New Orleans ensemble Cry You One teams with VPL for performances

On Sunday, Sept. 14, Sandglass Theater and Vermont Performance Lab present the first event of a two-week residency of Cry You One, a collaboration of New Orleans theater groups Mondo Bizarro and ArtSpot Productions.

The residency, part of Sandglass' “Voices of Community” series, kicks off with the Jumbo Gumbo Combo at Next Stage Arts Project in Putney.

The evening begins at 5:30 with a Louisiana gumbo supper prepared by the Sandglass board of directors under the tutelage of Scott Ainslie, local blues master and bayou cook.

Musicians from the visiting companies, Mondo Bizarro and ArtSpot Productions, will accompany with live Cajun music.

Following the supper, at 7, the Cry You One team will screen a documentary about Louisiana in the Next Stage Arts Project theater. The film, “My Louisiana Love,” follows a young Native American woman, Monique Verdin, as she returns to Southeast Louisiana to reunite with her Houma Indian family. She soon sees that her people's traditional way of life - fishing, trapping, and hunting these fragile wetlands - is threatened by a cycle of manmade environmental crises.

The flim takes up the complex, uneven relationship between the oil industry and the indigenous community of the Mississippi Delta.

It is directed by Sharon Linezo Hong, a co-writer and co-producer on the Cry You One project and the founder of Within a Sense, an independent production company aiming to create portrait documentaries taking up societal and environmental issues through personal perspective.

The dinner and screening are followed by a discussion with members of the Cry You One team of artists and creators.

Tickets for the Jumbo Gumbo Combo event are $20. For those wishing to see only the film without dinner, a suggested donation of $10 is asked.

On Friday, Sept. 19, at 7 p.m. the Cry You One actors and musicians will give a concert version of their show at Evening Star Grange in Dummerston.

The concert, including Cajun- and African-inspired music, is an opportunity for people to learn Cajun dance steps. Beignets and coffee will be available. Evening Star Grange is wheelchair-accessible.

On Saturday and Sunday, Sept. 20 and 21, Cry You One will be performed in its entirety along a one-mile hike through forest and field.
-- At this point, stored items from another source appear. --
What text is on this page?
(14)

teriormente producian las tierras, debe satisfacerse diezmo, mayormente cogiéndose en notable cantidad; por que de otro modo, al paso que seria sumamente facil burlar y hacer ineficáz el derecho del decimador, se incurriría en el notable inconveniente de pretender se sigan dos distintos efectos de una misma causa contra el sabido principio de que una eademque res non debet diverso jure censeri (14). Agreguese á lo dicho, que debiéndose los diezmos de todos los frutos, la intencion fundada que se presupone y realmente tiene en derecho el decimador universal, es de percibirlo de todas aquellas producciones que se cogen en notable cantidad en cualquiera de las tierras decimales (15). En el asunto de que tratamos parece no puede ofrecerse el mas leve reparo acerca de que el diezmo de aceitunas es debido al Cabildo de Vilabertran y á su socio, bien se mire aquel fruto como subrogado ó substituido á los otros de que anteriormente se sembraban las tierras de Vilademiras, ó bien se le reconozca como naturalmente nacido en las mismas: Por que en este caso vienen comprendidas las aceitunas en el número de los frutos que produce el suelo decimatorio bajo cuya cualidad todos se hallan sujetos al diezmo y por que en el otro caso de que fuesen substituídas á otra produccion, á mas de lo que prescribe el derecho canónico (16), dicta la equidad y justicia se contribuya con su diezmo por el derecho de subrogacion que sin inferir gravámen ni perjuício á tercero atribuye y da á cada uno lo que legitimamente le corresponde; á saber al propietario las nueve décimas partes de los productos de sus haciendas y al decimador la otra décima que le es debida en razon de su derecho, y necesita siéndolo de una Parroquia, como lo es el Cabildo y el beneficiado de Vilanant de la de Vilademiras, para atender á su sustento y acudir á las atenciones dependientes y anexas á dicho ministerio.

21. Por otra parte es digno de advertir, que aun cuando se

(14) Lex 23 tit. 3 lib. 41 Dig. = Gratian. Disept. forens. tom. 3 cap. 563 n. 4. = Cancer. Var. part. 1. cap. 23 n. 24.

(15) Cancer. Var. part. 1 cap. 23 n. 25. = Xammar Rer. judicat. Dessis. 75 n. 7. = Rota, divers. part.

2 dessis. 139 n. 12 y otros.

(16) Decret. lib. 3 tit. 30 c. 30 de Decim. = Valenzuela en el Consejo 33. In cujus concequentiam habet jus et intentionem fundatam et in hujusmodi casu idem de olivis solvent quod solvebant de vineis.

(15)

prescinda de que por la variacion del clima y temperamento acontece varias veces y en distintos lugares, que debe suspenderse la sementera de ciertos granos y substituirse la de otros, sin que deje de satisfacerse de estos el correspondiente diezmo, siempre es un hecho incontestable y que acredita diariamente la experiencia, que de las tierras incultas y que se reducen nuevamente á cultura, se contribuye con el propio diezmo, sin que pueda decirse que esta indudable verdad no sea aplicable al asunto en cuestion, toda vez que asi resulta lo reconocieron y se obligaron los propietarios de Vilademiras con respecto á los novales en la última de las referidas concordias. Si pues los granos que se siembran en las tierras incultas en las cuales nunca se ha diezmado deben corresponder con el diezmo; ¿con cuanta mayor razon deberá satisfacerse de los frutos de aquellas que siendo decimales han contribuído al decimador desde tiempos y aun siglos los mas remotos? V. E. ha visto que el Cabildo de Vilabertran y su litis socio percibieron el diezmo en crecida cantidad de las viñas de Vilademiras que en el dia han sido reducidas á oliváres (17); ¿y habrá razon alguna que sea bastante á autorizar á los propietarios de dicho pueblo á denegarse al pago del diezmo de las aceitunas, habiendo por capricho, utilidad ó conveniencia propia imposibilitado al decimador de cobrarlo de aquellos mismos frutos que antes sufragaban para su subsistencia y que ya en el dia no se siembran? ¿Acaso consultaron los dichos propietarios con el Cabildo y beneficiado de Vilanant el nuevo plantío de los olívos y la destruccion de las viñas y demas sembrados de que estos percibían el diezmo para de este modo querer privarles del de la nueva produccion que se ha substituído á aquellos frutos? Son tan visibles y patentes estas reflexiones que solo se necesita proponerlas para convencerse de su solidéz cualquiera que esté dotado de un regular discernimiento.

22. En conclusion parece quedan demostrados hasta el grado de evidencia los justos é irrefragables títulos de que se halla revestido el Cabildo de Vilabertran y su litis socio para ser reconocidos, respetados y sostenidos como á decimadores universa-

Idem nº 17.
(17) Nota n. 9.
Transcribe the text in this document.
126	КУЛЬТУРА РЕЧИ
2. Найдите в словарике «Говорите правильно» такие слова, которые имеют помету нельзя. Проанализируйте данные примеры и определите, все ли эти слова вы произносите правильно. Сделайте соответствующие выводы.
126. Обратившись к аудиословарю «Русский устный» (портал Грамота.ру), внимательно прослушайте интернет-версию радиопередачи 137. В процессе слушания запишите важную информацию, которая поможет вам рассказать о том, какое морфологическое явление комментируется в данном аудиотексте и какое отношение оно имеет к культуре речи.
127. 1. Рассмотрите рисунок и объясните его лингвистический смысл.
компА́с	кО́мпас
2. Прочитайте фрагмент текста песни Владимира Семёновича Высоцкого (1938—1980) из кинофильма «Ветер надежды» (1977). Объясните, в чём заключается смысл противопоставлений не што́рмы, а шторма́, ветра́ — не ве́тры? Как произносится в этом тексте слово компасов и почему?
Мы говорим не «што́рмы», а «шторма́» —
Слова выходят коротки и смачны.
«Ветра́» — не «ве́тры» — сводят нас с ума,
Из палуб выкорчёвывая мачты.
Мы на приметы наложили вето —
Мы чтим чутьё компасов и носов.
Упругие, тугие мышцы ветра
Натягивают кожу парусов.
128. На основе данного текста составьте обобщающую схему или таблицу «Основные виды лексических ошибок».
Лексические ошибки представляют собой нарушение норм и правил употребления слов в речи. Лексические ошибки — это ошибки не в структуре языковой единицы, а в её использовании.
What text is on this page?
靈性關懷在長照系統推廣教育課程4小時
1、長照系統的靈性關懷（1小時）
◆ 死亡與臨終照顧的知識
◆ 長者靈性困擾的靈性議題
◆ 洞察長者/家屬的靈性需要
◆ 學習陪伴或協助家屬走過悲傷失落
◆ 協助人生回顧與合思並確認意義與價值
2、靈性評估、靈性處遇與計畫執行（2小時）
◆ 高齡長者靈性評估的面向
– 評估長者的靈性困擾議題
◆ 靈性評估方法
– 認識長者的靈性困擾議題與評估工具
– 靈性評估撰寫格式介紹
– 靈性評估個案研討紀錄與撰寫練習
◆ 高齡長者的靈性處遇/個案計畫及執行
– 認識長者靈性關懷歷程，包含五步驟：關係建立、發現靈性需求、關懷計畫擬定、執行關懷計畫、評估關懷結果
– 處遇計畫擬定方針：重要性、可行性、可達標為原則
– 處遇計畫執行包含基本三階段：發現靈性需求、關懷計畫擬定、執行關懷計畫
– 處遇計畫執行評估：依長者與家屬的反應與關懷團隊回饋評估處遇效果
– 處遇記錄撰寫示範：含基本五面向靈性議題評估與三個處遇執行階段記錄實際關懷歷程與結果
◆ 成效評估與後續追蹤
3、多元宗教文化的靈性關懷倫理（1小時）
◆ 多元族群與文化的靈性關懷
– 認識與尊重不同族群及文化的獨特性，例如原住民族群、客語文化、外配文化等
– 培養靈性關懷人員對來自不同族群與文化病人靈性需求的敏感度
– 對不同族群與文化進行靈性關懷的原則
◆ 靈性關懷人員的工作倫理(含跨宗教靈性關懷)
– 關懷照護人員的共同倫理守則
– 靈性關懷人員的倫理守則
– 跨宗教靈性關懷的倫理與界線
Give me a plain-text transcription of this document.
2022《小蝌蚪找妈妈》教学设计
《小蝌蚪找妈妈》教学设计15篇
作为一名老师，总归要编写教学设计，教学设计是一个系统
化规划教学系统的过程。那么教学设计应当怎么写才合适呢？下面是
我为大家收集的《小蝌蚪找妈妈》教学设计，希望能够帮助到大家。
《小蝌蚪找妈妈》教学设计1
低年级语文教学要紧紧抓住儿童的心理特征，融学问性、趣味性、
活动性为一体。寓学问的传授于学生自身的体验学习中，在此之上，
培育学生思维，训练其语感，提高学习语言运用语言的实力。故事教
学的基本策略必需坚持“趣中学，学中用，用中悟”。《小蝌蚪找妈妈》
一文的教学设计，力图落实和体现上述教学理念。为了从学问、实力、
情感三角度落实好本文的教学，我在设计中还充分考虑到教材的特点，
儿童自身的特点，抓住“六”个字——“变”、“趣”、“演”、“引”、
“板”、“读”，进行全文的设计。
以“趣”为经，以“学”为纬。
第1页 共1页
The 2{1/2}-hour performance begins at 2 p.m. at Broad Brook Grange in Guilford.

The audience then will be bussed a short distance to the land where the walk will begin.

Cry You One says in its program announcement it “marries the spirit of New Orleans music, storytelling, and procession with the beautiful Vermont landscape and our own stories of Hurricane Irene.”

This event has limited accessibility, but organizers say conveyance is available for part of the trek for anyone unable to hike the full distance.